V. CIPLUKAN (Physallis Peruviana L.)
9-15 gram seluruh bagian tumbuhan ciplukan rebus dengan 3 gelas air menjadi 1 gelas. Setelah dingin saring, minum 1 gelas sehari.

VI. BIJI DUWET / Jamblang (Syzygium cumini [tinn.] Skeels)
15 butir biji duwet giling sampai halus, rebus dengan 2 gelas air menjadi 1 gelas. Dibagi 3 bagian, minum 3 kali sehari.

VII. DAUN SENDOK, DAUN SALAM (Plantago mayor L.)
Herba daun sendok segar 1 tanaman seutuhnya plus 7 lembar daun salam direbus dengan 3 gelas air menjadi 1 gelas setelah dingin disaring, minum 2 kali sehari @ ½ gelas.

VIII. PULAI (Alstonia scholaris R. Br.)
Kulit batang pulai sebanyak 2 jari, dicuci, dipotong 2/1 seperlunya rebus dengan 3 gelas air menjadi 11/2 gelas. Setelah dingin disaring, minum ½ jam sebelum makan 2 kali sehari @ ¾ gelas.

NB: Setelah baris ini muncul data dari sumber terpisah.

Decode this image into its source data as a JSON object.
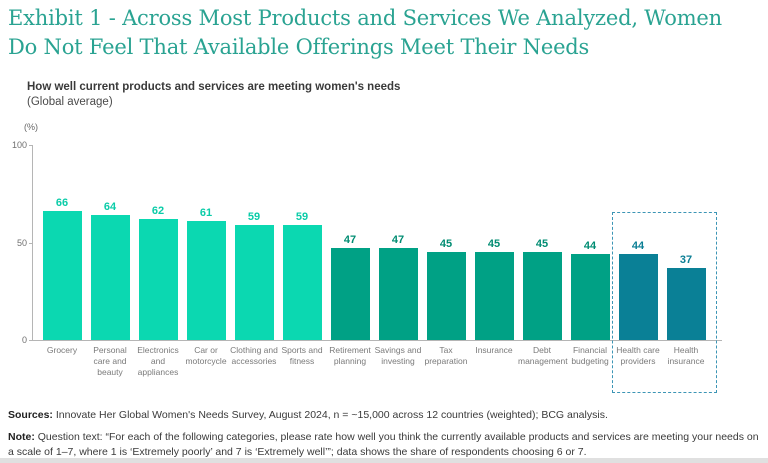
{
  "exhibit": {
    "title": "Exhibit 1 - Across Most Products and Services We Analyzed, Women Do Not Feel That Available Offerings Meet Their Needs"
  },
  "chart_data": {
    "type": "bar",
    "title": "How well current products and services are meeting women's needs",
    "subtitle": "(Global average)",
    "unit_label": "(%)",
    "ylim": [
      0,
      100
    ],
    "yticks": [
      0,
      50,
      100
    ],
    "grid": false,
    "legend": false,
    "categories": [
      "Grocery",
      "Personal care and beauty",
      "Electronics and appliances",
      "Car or motorcycle",
      "Clothing and accessories",
      "Sports and fitness",
      "Retirement planning",
      "Savings and investing",
      "Tax preparation",
      "Insurance",
      "Debt management",
      "Financial budgeting",
      "Health care providers",
      "Health insurance"
    ],
    "values": [
      66,
      64,
      62,
      61,
      59,
      59,
      47,
      47,
      45,
      45,
      45,
      44,
      44,
      37
    ],
    "groups": [
      "consumer",
      "consumer",
      "consumer",
      "consumer",
      "consumer",
      "consumer",
      "financial",
      "financial",
      "financial",
      "financial",
      "financial",
      "financial",
      "health",
      "health"
    ],
    "group_colors": {
      "consumer": "#0bd8b1",
      "financial": "#00a185",
      "health": "#0a8096"
    },
    "value_label_colors": {
      "consumer": "#0acca8",
      "financial": "#008c72",
      "health": "#0a7e94"
    },
    "highlight": {
      "categories": [
        "Health care providers",
        "Health insurance"
      ],
      "style": "dashed",
      "border_color": "#3c95b5"
    }
  },
  "footer": {
    "sources_label": "Sources:",
    "sources_text": "Innovate Her Global Women's Needs Survey, August 2024, n = ~15,000 across 12 countries (weighted); BCG analysis.",
    "note_label": "Note:",
    "note_text": "Question text: “For each of the following categories, please rate how well you think the currently available products and services are meeting your needs on a scale of 1–7, where 1 is ‘Extremely poorly’ and 7 is ‘Extremely well’”; data shows the share of respondents choosing 6 or 7."
  }
}
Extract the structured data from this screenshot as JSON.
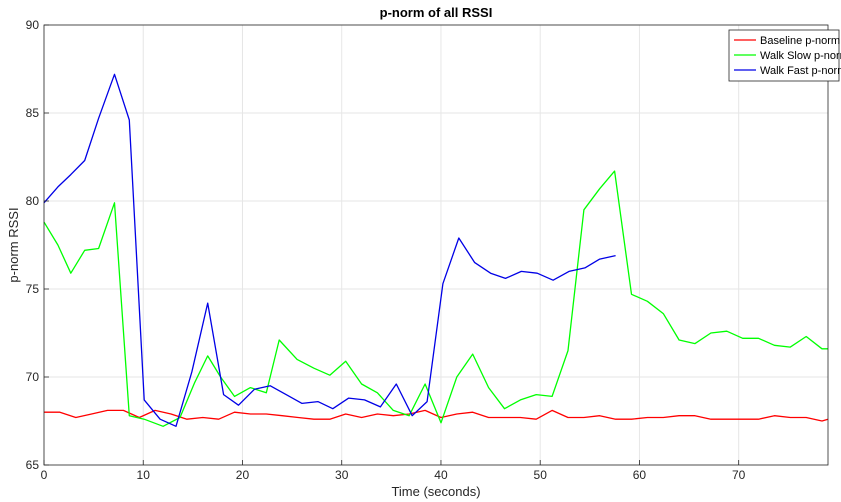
{
  "chart_data": {
    "type": "line",
    "title": "p-norm of all RSSI",
    "xlabel": "Time (seconds)",
    "ylabel": "p-norm RSSI",
    "xlim": [
      0,
      79
    ],
    "ylim": [
      65,
      90
    ],
    "xticks": [
      0,
      10,
      20,
      30,
      40,
      50,
      60,
      70
    ],
    "yticks": [
      65,
      70,
      75,
      80,
      85,
      90
    ],
    "grid": true,
    "legend_position": "top-right",
    "series": [
      {
        "name": "Baseline p-norm",
        "color": "#ff0000",
        "x": [
          0,
          1.6,
          3.2,
          4.8,
          6.4,
          8,
          9.6,
          11.2,
          12.8,
          14.4,
          16,
          17.6,
          19.2,
          20.8,
          22.4,
          24,
          25.6,
          27.2,
          28.8,
          30.4,
          32,
          33.6,
          35.2,
          36.8,
          38.4,
          40,
          41.6,
          43.2,
          44.8,
          46.4,
          48,
          49.6,
          51.2,
          52.8,
          54.4,
          56,
          57.6,
          59.2,
          60.8,
          62.4,
          64,
          65.6,
          67.2,
          68.8,
          70.4,
          72,
          73.6,
          75.2,
          76.8,
          78.4,
          79
        ],
        "values": [
          68,
          68,
          67.7,
          67.9,
          68.1,
          68.1,
          67.7,
          68.1,
          67.9,
          67.6,
          67.7,
          67.6,
          68,
          67.9,
          67.9,
          67.8,
          67.7,
          67.6,
          67.6,
          67.9,
          67.7,
          67.9,
          67.8,
          67.9,
          68.1,
          67.7,
          67.9,
          68,
          67.7,
          67.7,
          67.7,
          67.6,
          68.1,
          67.7,
          67.7,
          67.8,
          67.6,
          67.6,
          67.7,
          67.7,
          67.8,
          67.8,
          67.6,
          67.6,
          67.6,
          67.6,
          67.8,
          67.7,
          67.7,
          67.5,
          67.6
        ]
      },
      {
        "name": "Walk Slow p-norm",
        "color": "#00ff00",
        "x": [
          0,
          1.4,
          2.7,
          4.1,
          5.5,
          7.1,
          8.6,
          10.1,
          12,
          13.7,
          15.2,
          16.5,
          17.8,
          19.2,
          20.8,
          22.4,
          23.7,
          25.5,
          27.2,
          28.8,
          30.4,
          32,
          33.6,
          35.2,
          36.8,
          38.4,
          40,
          41.6,
          43.2,
          44.8,
          46.4,
          48,
          49.6,
          51.2,
          52.8,
          54.4,
          56,
          57.5,
          59.2,
          60.8,
          62.4,
          64,
          65.6,
          67.2,
          68.8,
          70.4,
          72,
          73.6,
          75.2,
          76.8,
          78.4,
          79
        ],
        "values": [
          78.8,
          77.5,
          75.9,
          77.2,
          77.3,
          79.9,
          67.8,
          67.6,
          67.2,
          67.7,
          69.7,
          71.2,
          70,
          68.9,
          69.4,
          69.1,
          72.1,
          71,
          70.5,
          70.1,
          70.9,
          69.6,
          69.1,
          68.1,
          67.8,
          69.6,
          67.4,
          70,
          71.3,
          69.4,
          68.2,
          68.7,
          69,
          68.9,
          71.5,
          79.5,
          80.7,
          81.7,
          74.7,
          74.3,
          73.6,
          72.1,
          71.9,
          72.5,
          72.6,
          72.2,
          72.2,
          71.8,
          71.7,
          72.3,
          71.6,
          71.6
        ]
      },
      {
        "name": "Walk Fast p-norm",
        "color": "#0000e6",
        "x": [
          0,
          1.4,
          2.7,
          4.1,
          5.5,
          7.1,
          8.6,
          10.1,
          11.7,
          13.3,
          14.9,
          16.5,
          18.1,
          19.6,
          21.2,
          22.8,
          24.4,
          26,
          27.6,
          29.1,
          30.7,
          32.3,
          33.9,
          35.5,
          37.1,
          38.6,
          40.2,
          41.8,
          43.4,
          45,
          46.5,
          48.1,
          49.7,
          51.3,
          52.9,
          54.5,
          56,
          57.6
        ],
        "values": [
          79.9,
          80.8,
          81.5,
          82.3,
          84.7,
          87.2,
          84.6,
          68.7,
          67.6,
          67.2,
          70.3,
          74.2,
          69,
          68.4,
          69.3,
          69.5,
          69,
          68.5,
          68.6,
          68.2,
          68.8,
          68.7,
          68.3,
          69.6,
          67.8,
          68.6,
          75.3,
          77.9,
          76.5,
          75.9,
          75.6,
          76,
          75.9,
          75.5,
          76,
          76.2,
          76.7,
          76.9
        ]
      }
    ]
  }
}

IX. TAPAK DARA (Catharonthus roseus [L.] G. Don
15 gram daun tapak dara segar direbus dengan 5 gelas air menjadi 2 gelas setelah dingin disaring minum 2 hari sekali @ 1 gelas.

X. JAMBU MEDE (Anacardium occindentale L.)
15 gram kulit kayu jambu mede dicuci, dipotong seperlunya rebus dengan 3 gelas air menjadi 1 gelas. Setelah dingin, saring minum 2 kali sehari @ ½ gelas.